The cause of the collapse? A $6.3 billion bet on European sovereign debt by Corzine, which amounted to about 10% of the firms overall assets. Two ratings agencies, Moody’s and Fitch, concluded the bet was too risky and showed lax oversight at the firm, and downgraded its ratings.
So, is this an example of the system working through a combination of regulation and self-policing by Wall Street to reduce risk that could set off a chain reaction? Or does it show Wall Street is still dangerously willing to take big risks with the system in pursuit of profit?
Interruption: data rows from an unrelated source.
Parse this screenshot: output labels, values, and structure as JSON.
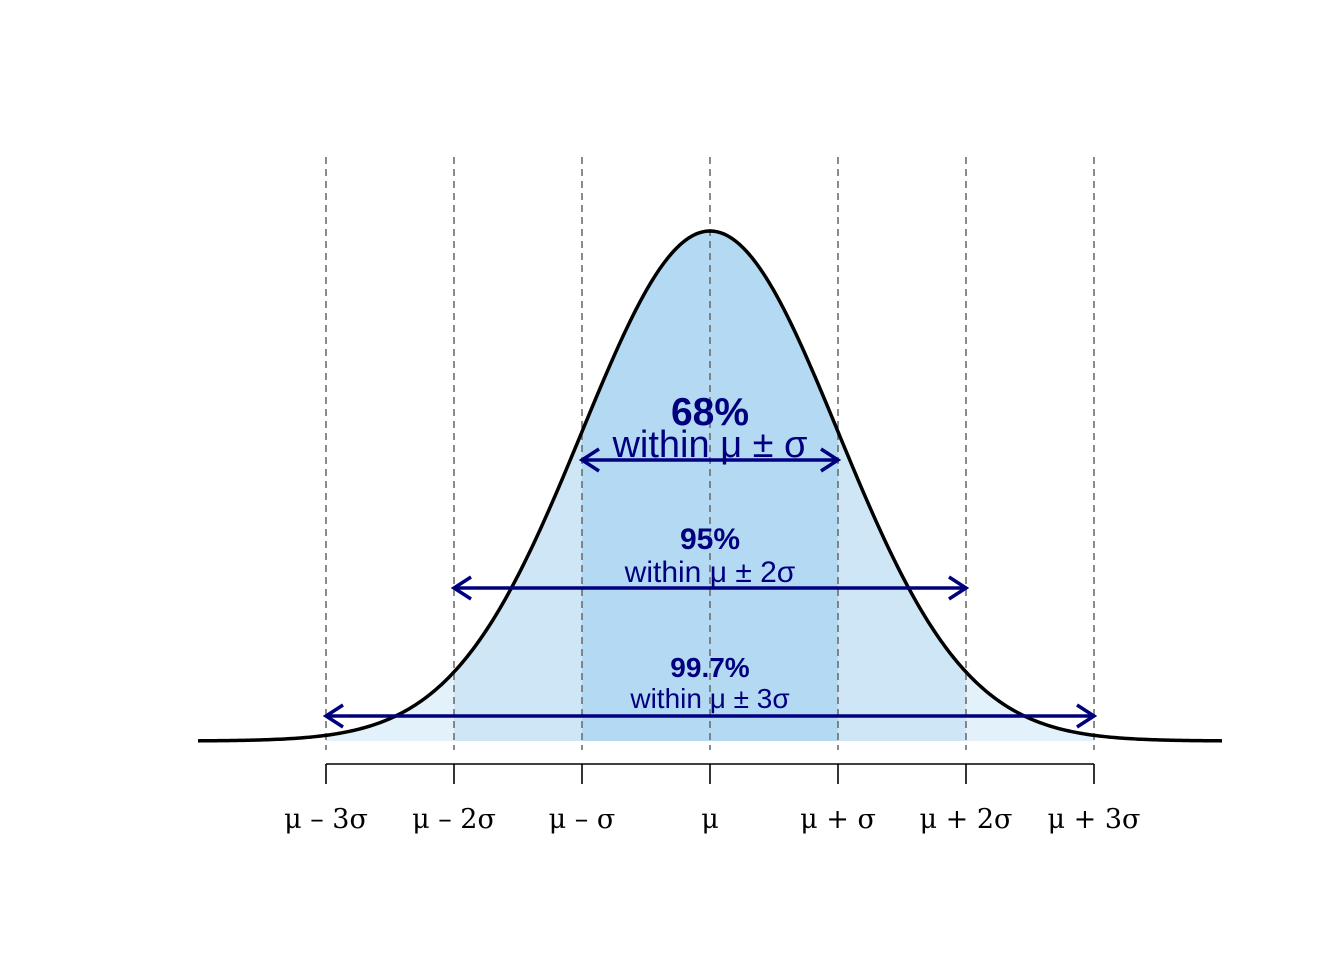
{
  "chart_data": {
    "type": "area",
    "distribution": "normal",
    "x_range": [
      -4,
      4
    ],
    "mean": 0,
    "sd": 1,
    "x_ticks": [
      -3,
      -2,
      -1,
      0,
      1,
      2,
      3
    ],
    "tick_labels": [
      "μ – 3σ",
      "μ – 2σ",
      "μ – σ",
      "μ",
      "μ + σ",
      "μ + 2σ",
      "μ + 3σ"
    ],
    "reference_lines": {
      "x": [
        -3,
        -2,
        -1,
        0,
        1,
        2,
        3
      ],
      "style": "dashed",
      "color": "#6e6e6e"
    },
    "bands": [
      {
        "from": -3,
        "to": 3,
        "percent_label": "99.7%",
        "range_label": "within μ ± 3σ",
        "fill": "#e3f1fb"
      },
      {
        "from": -2,
        "to": 2,
        "percent_label": "95%",
        "range_label": "within μ ± 2σ",
        "fill": "#cfe6f6"
      },
      {
        "from": -1,
        "to": 1,
        "percent_label": "68%",
        "range_label": "within μ ± σ",
        "fill": "#b3daf2"
      }
    ],
    "curve_color": "#000000",
    "annotation_color": "#00007f",
    "title": "",
    "xlabel": "",
    "ylabel": "",
    "grid": false,
    "legend": "none"
  }
}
Initial reports suggest it’s more the former than the latter. Back in August, regulators from FINRA ordered MFGlobal to boost its capital because they were worried about its exposure to debt. That oversight was part of a quiet government-wide stress test of the U.S. financial system by the Fed, Treasury and other regulators over the summer, designed to assess and protect against the European sovereign debt crisis.
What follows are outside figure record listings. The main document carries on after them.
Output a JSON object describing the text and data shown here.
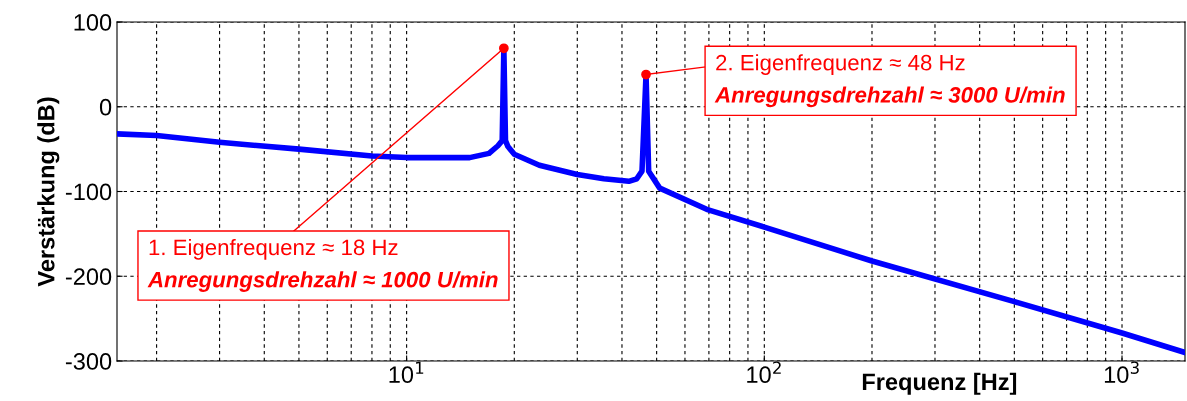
{
  "chart_data": {
    "type": "line",
    "xlabel": "Frequenz [Hz]",
    "ylabel": "Verstärkung (dB)",
    "x": [
      1.55,
      2,
      3,
      5,
      8,
      10,
      15,
      17,
      18,
      18.5,
      18.7,
      18.9,
      19.2,
      20,
      23.5,
      30,
      35.6,
      41.8,
      44,
      45.5,
      46.7,
      47.5,
      51,
      69,
      100,
      200,
      500,
      1000,
      1500
    ],
    "series": [
      {
        "color": "#0000ff",
        "values": [
          -32,
          -34,
          -42,
          -50,
          -58,
          -60,
          -60,
          -55,
          -46,
          -40,
          69,
          -40,
          -47,
          -56,
          -69,
          -80,
          -85,
          -88,
          -85,
          -76,
          38,
          -76,
          -96,
          -121,
          -142,
          -182,
          -230,
          -267,
          -290
        ]
      }
    ],
    "log": "x",
    "xlim": [
      1.55,
      1500
    ],
    "ylim": [
      -300,
      100
    ],
    "xticks": [
      {
        "value": 10,
        "label": "10$^{1}$"
      },
      {
        "value": 100,
        "label": "10$^{2}$"
      },
      {
        "value": 1000,
        "label": "10$^{3}$"
      }
    ],
    "yticks": [
      -300,
      -200,
      -100,
      0,
      100
    ],
    "grid": true,
    "marker": "none",
    "line_style": "solid",
    "annotations": [
      {
        "text": "1. Eigenfrequenz ≈ 18 Hz\nAnregungsdrehzahl ≈ 1000 U/min",
        "x": 18.7,
        "y": 69
      },
      {
        "text": "2. Eigenfrequenz ≈ 48 Hz\nAnregungsdrehzahl ≈ 3000 U/min",
        "x": 46.7,
        "y": 38
      }
    ]
  }
}
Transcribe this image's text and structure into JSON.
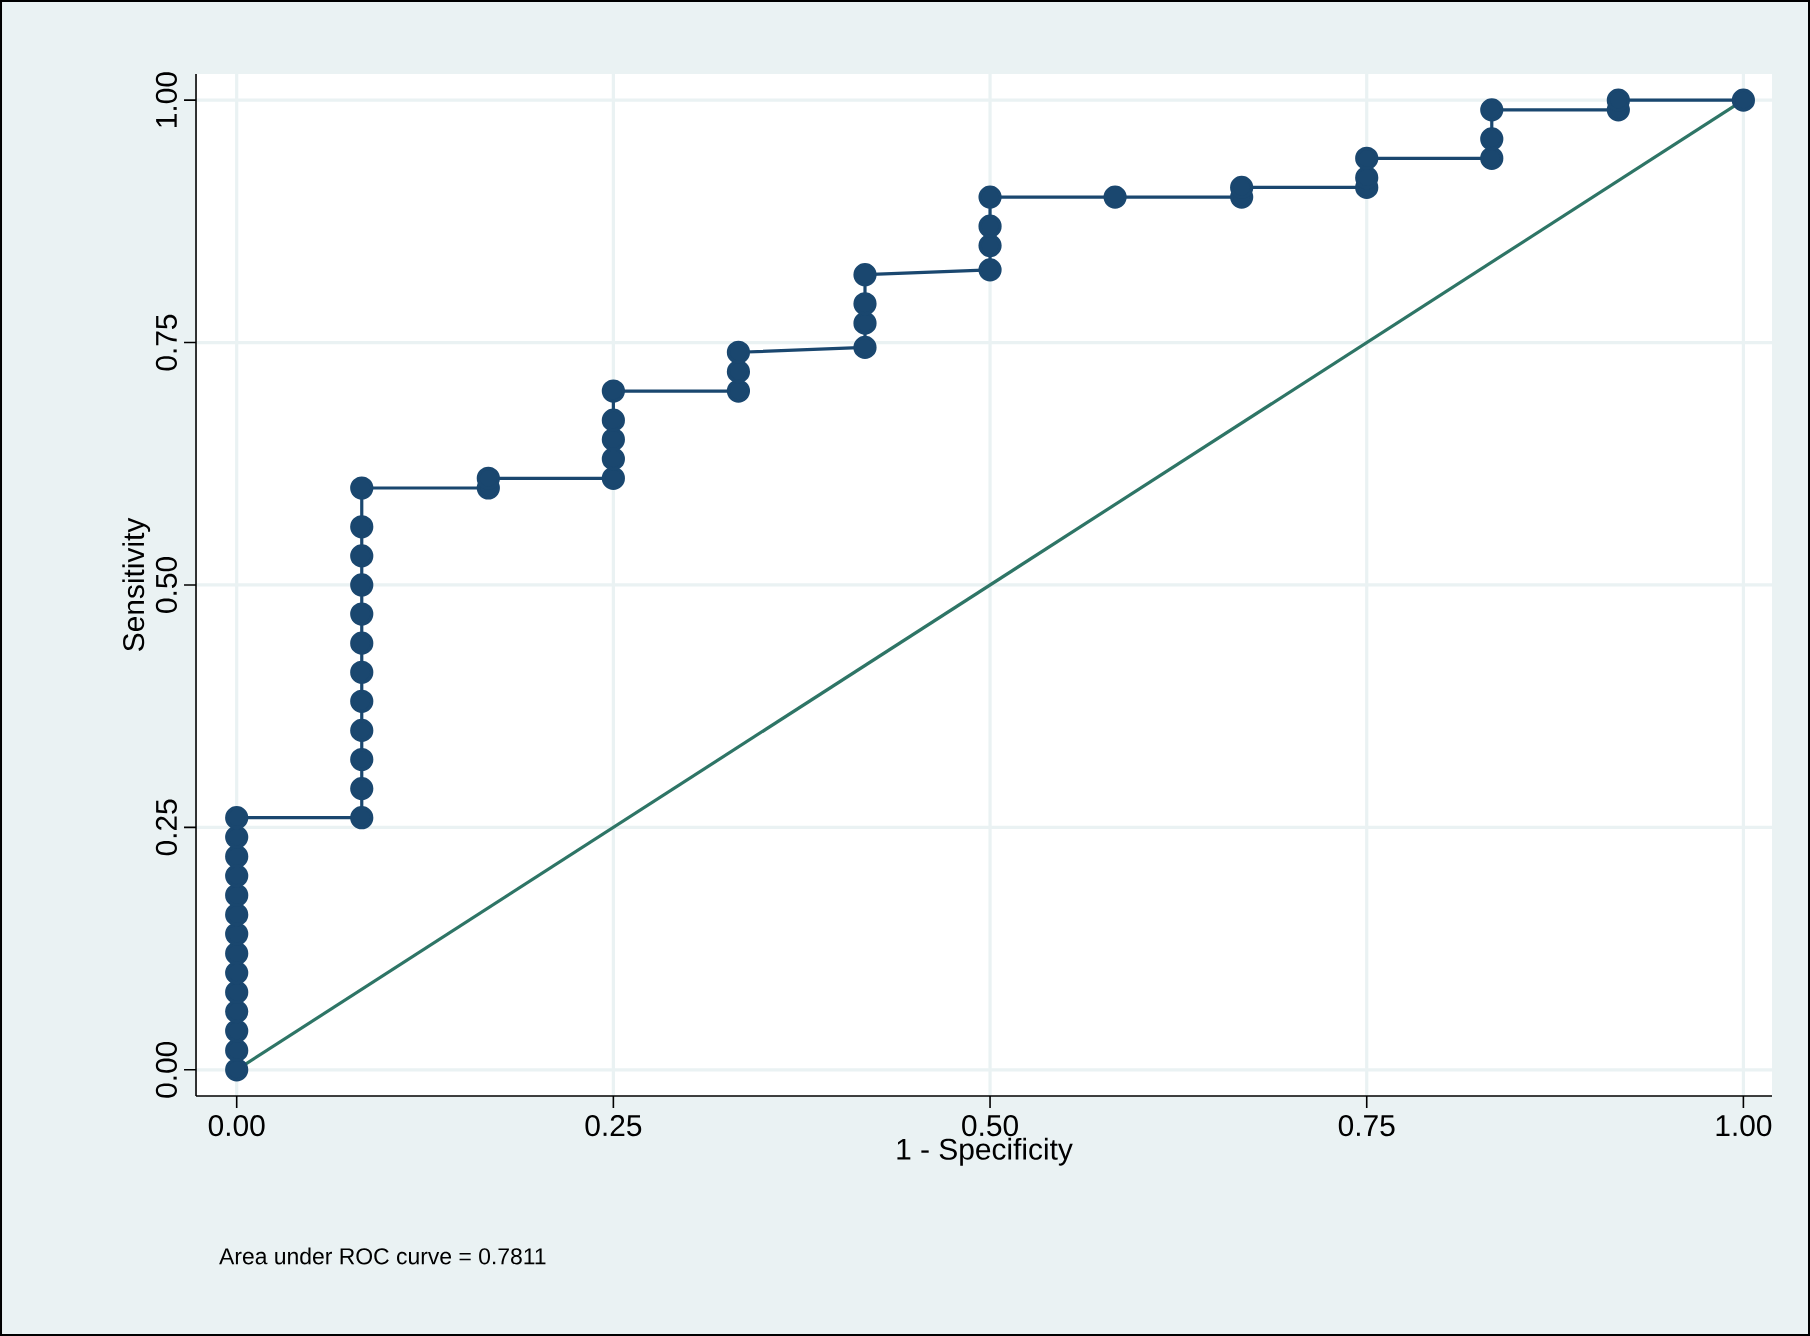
{
  "chart_data": {
    "type": "line",
    "xlabel": "1 - Specificity",
    "ylabel": "Sensitivity",
    "annotations": [
      "Area under ROC curve = 0.7811"
    ],
    "xlim": [
      -0.027,
      1.019
    ],
    "ylim": [
      -0.027,
      1.027
    ],
    "xticks": [
      {
        "value": 0,
        "label": "0.00"
      },
      {
        "value": 0.25,
        "label": "0.25"
      },
      {
        "value": 0.5,
        "label": "0.50"
      },
      {
        "value": 0.75,
        "label": "0.75"
      },
      {
        "value": 1,
        "label": "1.00"
      }
    ],
    "yticks": [
      {
        "value": 0,
        "label": "0.00"
      },
      {
        "value": 0.25,
        "label": "0.25"
      },
      {
        "value": 0.5,
        "label": "0.50"
      },
      {
        "value": 0.75,
        "label": "0.75"
      },
      {
        "value": 1,
        "label": "1.00"
      }
    ],
    "grid": true,
    "series": [
      {
        "color": "#1a476f",
        "marker": "circle",
        "x": [
          0,
          0,
          0,
          0,
          0,
          0,
          0,
          0,
          0,
          0,
          0,
          0,
          0,
          0,
          0.083,
          0.083,
          0.083,
          0.083,
          0.083,
          0.083,
          0.083,
          0.083,
          0.083,
          0.083,
          0.083,
          0.083,
          0.167,
          0.167,
          0.25,
          0.25,
          0.25,
          0.25,
          0.25,
          0.333,
          0.333,
          0.333,
          0.417,
          0.417,
          0.417,
          0.417,
          0.5,
          0.5,
          0.5,
          0.5,
          0.583,
          0.667,
          0.667,
          0.75,
          0.75,
          0.75,
          0.833,
          0.833,
          0.833,
          0.917,
          0.917,
          1
        ],
        "values": [
          0,
          0.02,
          0.04,
          0.06,
          0.08,
          0.1,
          0.12,
          0.14,
          0.16,
          0.18,
          0.2,
          0.22,
          0.24,
          0.26,
          0.26,
          0.29,
          0.32,
          0.35,
          0.38,
          0.41,
          0.44,
          0.47,
          0.5,
          0.53,
          0.56,
          0.6,
          0.6,
          0.61,
          0.61,
          0.63,
          0.65,
          0.67,
          0.7,
          0.7,
          0.72,
          0.74,
          0.745,
          0.77,
          0.79,
          0.82,
          0.825,
          0.85,
          0.87,
          0.9,
          0.9,
          0.9,
          0.91,
          0.91,
          0.92,
          0.94,
          0.94,
          0.96,
          0.99,
          0.99,
          1,
          1
        ]
      },
      {
        "color": "#2e7566",
        "marker": "none",
        "x": [
          0,
          1
        ],
        "values": [
          0,
          1
        ]
      }
    ]
  }
}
That oversight may not have saved MFGlobal, but it seems to have been enough for the big bank creditors exposed to MFGlobal to get out of their risk positions. Sources at J.P. Morgan, which is listed as holding over a $1 billion in MFGlobal paper, are telling CNBC the bank sold off all but $100 million of that debt over the last few months. Likewise, Deutsche Bank is telling reporters it parceled out its $300 million in MFGlobal exposure.
MFGlobal is a only medium-sized broker, but its bankruptcy will likely rank as the 8th largest ever. And traders are reflexively worried about the possible contagion from MFGlobal’s failure. But for now, it appears that regulatory oversight played a role in ensuring MFGlobal’s damage won’t spread beyond its, and Jon Corzine’s, offices.